- Süleyman Peygamber de savaşacağı yerde Belkıs’ın adamlarını ve askerini kendisine çekti.
- همچنان که شه سلیمان در نبرد ** جذب خیل و لشکر بلقیس کرد
- Ey azizler dedi, çabucak gelin... Çünkü cömertlik denizi dalgalanmaya başladı.
- که بیایید ای عزیزان زود زود ** که برآمد موجها از بحر جود
- 720.Köpüren dalgaları, her an kıyıya zararsız, ziyansız, yüzlerce inci atar! 720
- سوی ساحل میفشاند بیخطر ** جوش موجش هر زمانی صد گهر
- Ey doğru yolu bulanlar, salâ dedim size... Rıdvan, şimdicek cennet kapısını açtı.

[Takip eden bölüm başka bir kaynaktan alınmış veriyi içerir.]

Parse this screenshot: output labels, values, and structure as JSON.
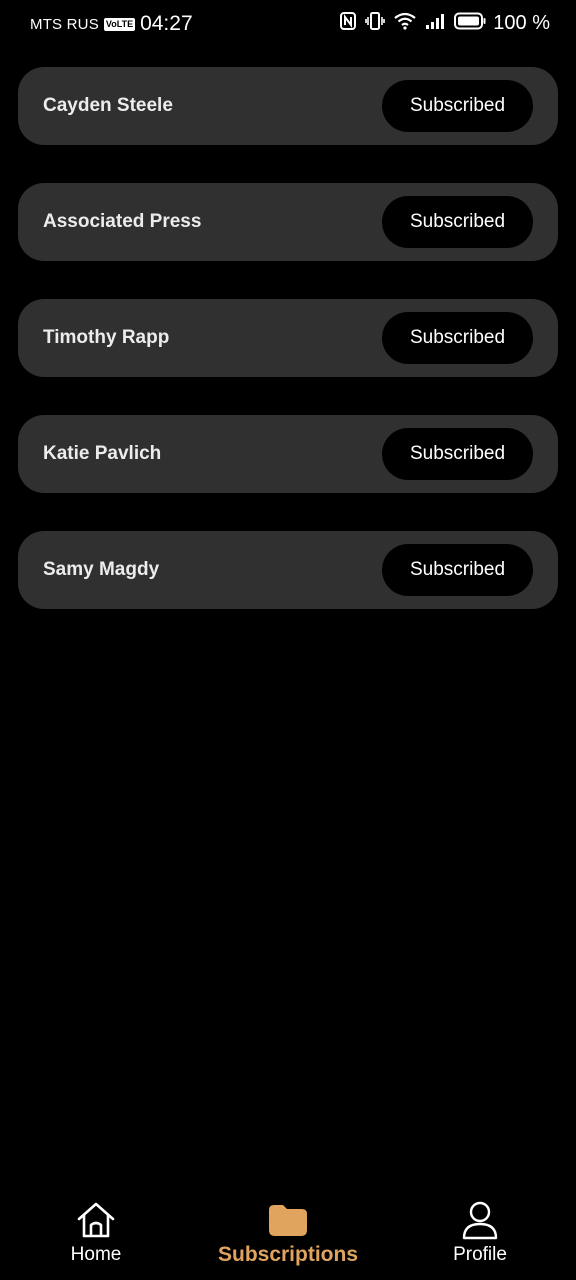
{
  "status_bar": {
    "carrier": "MTS RUS",
    "volte": "VoLTE",
    "time": "04:27",
    "battery_percent": "100 %",
    "icons": [
      "nfc-icon",
      "vibrate-icon",
      "wifi-icon",
      "signal-icon",
      "battery-icon"
    ]
  },
  "subscriptions": [
    {
      "name": "Cayden Steele",
      "button_label": "Subscribed"
    },
    {
      "name": "Associated Press",
      "button_label": "Subscribed"
    },
    {
      "name": "Timothy Rapp",
      "button_label": "Subscribed"
    },
    {
      "name": "Katie Pavlich",
      "button_label": "Subscribed"
    },
    {
      "name": "Samy Magdy",
      "button_label": "Subscribed"
    }
  ],
  "bottom_nav": {
    "items": [
      {
        "label": "Home",
        "icon": "home-icon",
        "active": false
      },
      {
        "label": "Subscriptions",
        "icon": "folder-icon",
        "active": true
      },
      {
        "label": "Profile",
        "icon": "profile-icon",
        "active": false
      }
    ]
  },
  "colors": {
    "background": "#000000",
    "card": "#303030",
    "accent": "#e0a45e",
    "text": "#ffffff"
  }
}
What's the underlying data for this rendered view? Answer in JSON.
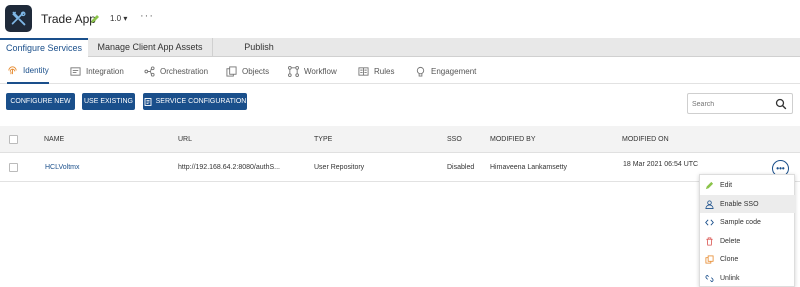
{
  "header": {
    "app_name": "Trade App",
    "version": "1.0 ▾",
    "more": "···"
  },
  "tabs": [
    {
      "label": "Configure Services",
      "active": true
    },
    {
      "label": "Manage Client App Assets",
      "active": false
    },
    {
      "label": "Publish",
      "active": false
    }
  ],
  "subnav": [
    {
      "label": "Identity",
      "icon": "fingerprint-icon",
      "active": true
    },
    {
      "label": "Integration",
      "icon": "integration-icon"
    },
    {
      "label": "Orchestration",
      "icon": "orchestration-icon"
    },
    {
      "label": "Objects",
      "icon": "objects-icon"
    },
    {
      "label": "Workflow",
      "icon": "workflow-icon"
    },
    {
      "label": "Rules",
      "icon": "rules-icon"
    },
    {
      "label": "Engagement",
      "icon": "engagement-icon"
    }
  ],
  "toolbar": {
    "configure_new": "CONFIGURE NEW",
    "use_existing": "USE EXISTING",
    "service_configuration": "SERVICE CONFIGURATION"
  },
  "search": {
    "placeholder": "Search"
  },
  "table": {
    "columns": [
      "NAME",
      "URL",
      "TYPE",
      "SSO",
      "MODIFIED BY",
      "MODIFIED ON"
    ],
    "rows": [
      {
        "name": "HCLVoltmx",
        "url": "http://192.168.64.2:8080/authS...",
        "type": "User Repository",
        "sso": "Disabled",
        "modified_by": "Himaveena Lankamsetty",
        "modified_on": "18 Mar 2021 06:54 UTC"
      }
    ]
  },
  "context_menu": [
    {
      "label": "Edit",
      "icon": "pencil-icon"
    },
    {
      "label": "Enable SSO",
      "icon": "user-icon",
      "highlighted": true
    },
    {
      "label": "Sample code",
      "icon": "code-icon"
    },
    {
      "label": "Delete",
      "icon": "trash-icon"
    },
    {
      "label": "Clone",
      "icon": "clone-icon"
    },
    {
      "label": "Unlink",
      "icon": "unlink-icon"
    }
  ],
  "colors": {
    "primary": "#1a4f8b",
    "logo_bg": "#1f2a3a",
    "accent_green": "#7cb342",
    "delete_red": "#d9534f"
  }
}
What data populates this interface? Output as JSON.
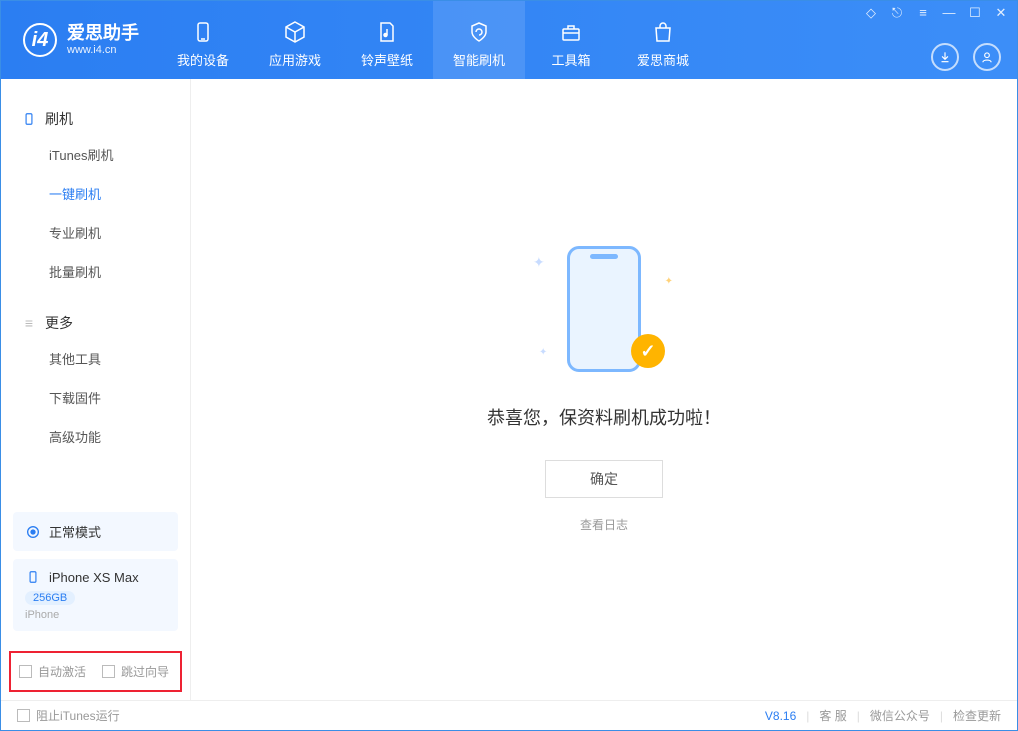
{
  "app": {
    "title": "爱思助手",
    "subtitle": "www.i4.cn"
  },
  "nav": {
    "items": [
      {
        "label": "我的设备"
      },
      {
        "label": "应用游戏"
      },
      {
        "label": "铃声壁纸"
      },
      {
        "label": "智能刷机"
      },
      {
        "label": "工具箱"
      },
      {
        "label": "爱思商城"
      }
    ]
  },
  "sidebar": {
    "group1": {
      "title": "刷机",
      "items": [
        "iTunes刷机",
        "一键刷机",
        "专业刷机",
        "批量刷机"
      ]
    },
    "group2": {
      "title": "更多",
      "items": [
        "其他工具",
        "下载固件",
        "高级功能"
      ]
    },
    "mode": {
      "label": "正常模式"
    },
    "device": {
      "name": "iPhone XS Max",
      "storage": "256GB",
      "type": "iPhone"
    },
    "opts": {
      "auto_activate": "自动激活",
      "skip_guide": "跳过向导"
    }
  },
  "main": {
    "message": "恭喜您，保资料刷机成功啦！",
    "ok": "确定",
    "view_log": "查看日志"
  },
  "footer": {
    "block_itunes": "阻止iTunes运行",
    "version": "V8.16",
    "support": "客 服",
    "wechat": "微信公众号",
    "update": "检查更新"
  }
}
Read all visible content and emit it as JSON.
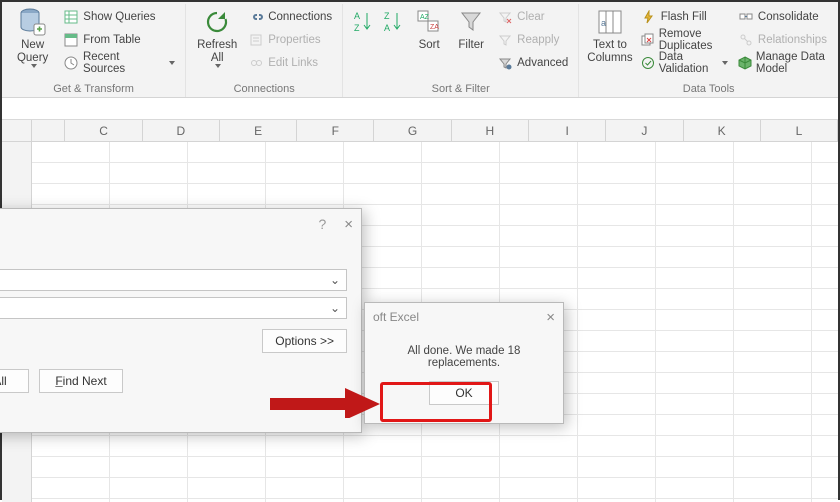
{
  "ribbon": {
    "groups": {
      "get_transform": {
        "label": "Get & Transform",
        "new_query": "New\nQuery",
        "show_queries": "Show Queries",
        "from_table": "From Table",
        "recent_sources": "Recent Sources"
      },
      "connections": {
        "label": "Connections",
        "refresh_all": "Refresh\nAll",
        "connections": "Connections",
        "properties": "Properties",
        "edit_links": "Edit Links"
      },
      "sort_filter": {
        "label": "Sort & Filter",
        "sort": "Sort",
        "filter": "Filter",
        "clear": "Clear",
        "reapply": "Reapply",
        "advanced": "Advanced"
      },
      "data_tools": {
        "label": "Data Tools",
        "text_to_columns": "Text to\nColumns",
        "flash_fill": "Flash Fill",
        "remove_duplicates": "Remove Duplicates",
        "data_validation": "Data Validation",
        "consolidate": "Consolidate",
        "relationships": "Relationships",
        "manage_data_model": "Manage Data Model"
      }
    }
  },
  "columns": [
    "C",
    "D",
    "E",
    "F",
    "G",
    "H",
    "I",
    "J",
    "K",
    "L"
  ],
  "find_dialog": {
    "help": "?",
    "close": "×",
    "options": "Options >>",
    "find_all": "Find All",
    "find_next": "Find Next"
  },
  "msg_dialog": {
    "title": "oft Excel",
    "close": "×",
    "text": "All done. We made 18 replacements.",
    "ok": "OK"
  }
}
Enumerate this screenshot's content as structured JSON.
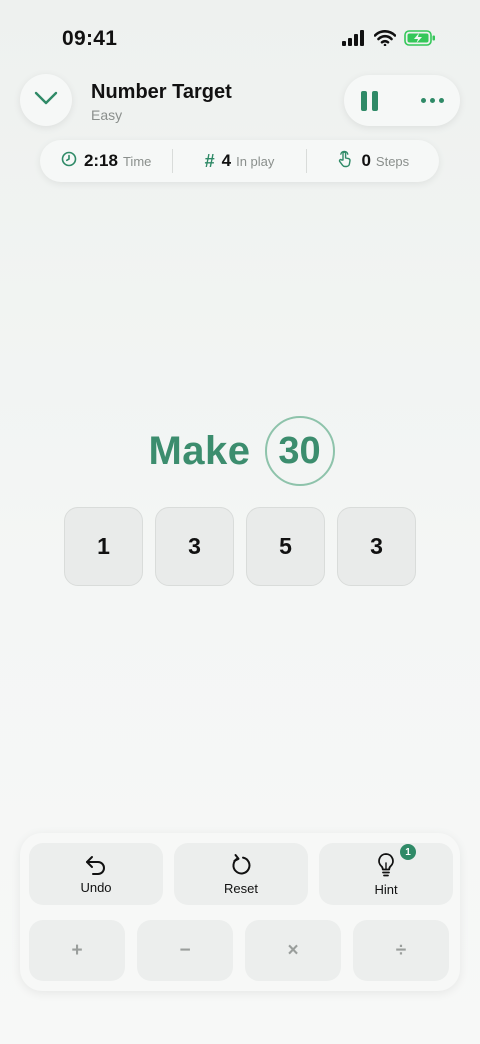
{
  "status_bar": {
    "time": "09:41",
    "icons": [
      "cellular-signal-icon",
      "wifi-icon",
      "battery-charging-icon"
    ]
  },
  "header": {
    "title": "Number Target",
    "difficulty": "Easy",
    "back_icon": "chevron-down-icon",
    "pause_icon": "pause-icon",
    "more_icon": "more-dots-icon"
  },
  "stats": {
    "time": {
      "value": "2:18",
      "label": "Time",
      "icon": "clock-icon"
    },
    "in_play": {
      "value": "4",
      "label": "In play",
      "icon": "hash-icon",
      "symbol": "#"
    },
    "steps": {
      "value": "0",
      "label": "Steps",
      "icon": "tap-hand-icon"
    }
  },
  "target": {
    "prefix": "Make",
    "number": "30"
  },
  "tiles": [
    "1",
    "3",
    "5",
    "3"
  ],
  "actions": {
    "undo": {
      "label": "Undo",
      "icon": "undo-arrow-icon"
    },
    "reset": {
      "label": "Reset",
      "icon": "reset-rotate-icon"
    },
    "hint": {
      "label": "Hint",
      "icon": "lightbulb-icon",
      "badge": "1"
    }
  },
  "operators": [
    "+",
    "−",
    "×",
    "÷"
  ],
  "colors": {
    "accent": "#2f8a67",
    "target_text": "#3c8d6e",
    "target_ring": "#8ec3ab",
    "battery": "#34c759"
  }
}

- الصلا گفتیم ای اهل رشاد ** کین زمان رضوان در جنت گشاد
- Süleyman dedi ki: “Ey elçiler, gidin, Belkıs’a varın, onu bu dine inandırın!
- پس سلیمان گفت ای پیکان روید ** سوی بلقیس و بدین دین بگروید
- Deyin ki: Hep buraya gelin... Çabuk şüphe yok ki Allah, sizi esenlik yurduna çağırtmada!
- پس بگوییدش بیا اینجا تمام ** زود که ان الله یدعوا بالسلام
- Ey devlet isteyen, tez buraya gel... Bu zaman, feyiz zamanı, kapıların açıldığı çağ!
- هین بیا ای طالب دولت شتاب ** که فتوحست این زمان و فتح باب
- Ey dilemeyen sen de gel... Sen de gel de bu vefalı sevgiliden dilek sahibi olasın! 725
- ای که تو طالب نهای تو هم بیا ** تا طلب یابی ازین یار وفا
- Allah sırrını kutlasın, İbrahim Edhemin ülkesinden göçmesindeki sebep ve Horasan saltanatını terk etmesi
- سبب هجرت ابراهیم ادهم قدس الله سره و ترک ملک خراسان
- Sen de Edhem gibi devlet ve saltanatı hemencecik terk et de ebedi bir saltanata eriş!
- ملک برهم زن تو ادهموار زود ** تا بیابی همچو او ملک خلود
- İbrahim Edhem, geceleyin tahtında uyumaktaydı. Gözcüler, bekçiler de damda gürültü edip duruyorlardı.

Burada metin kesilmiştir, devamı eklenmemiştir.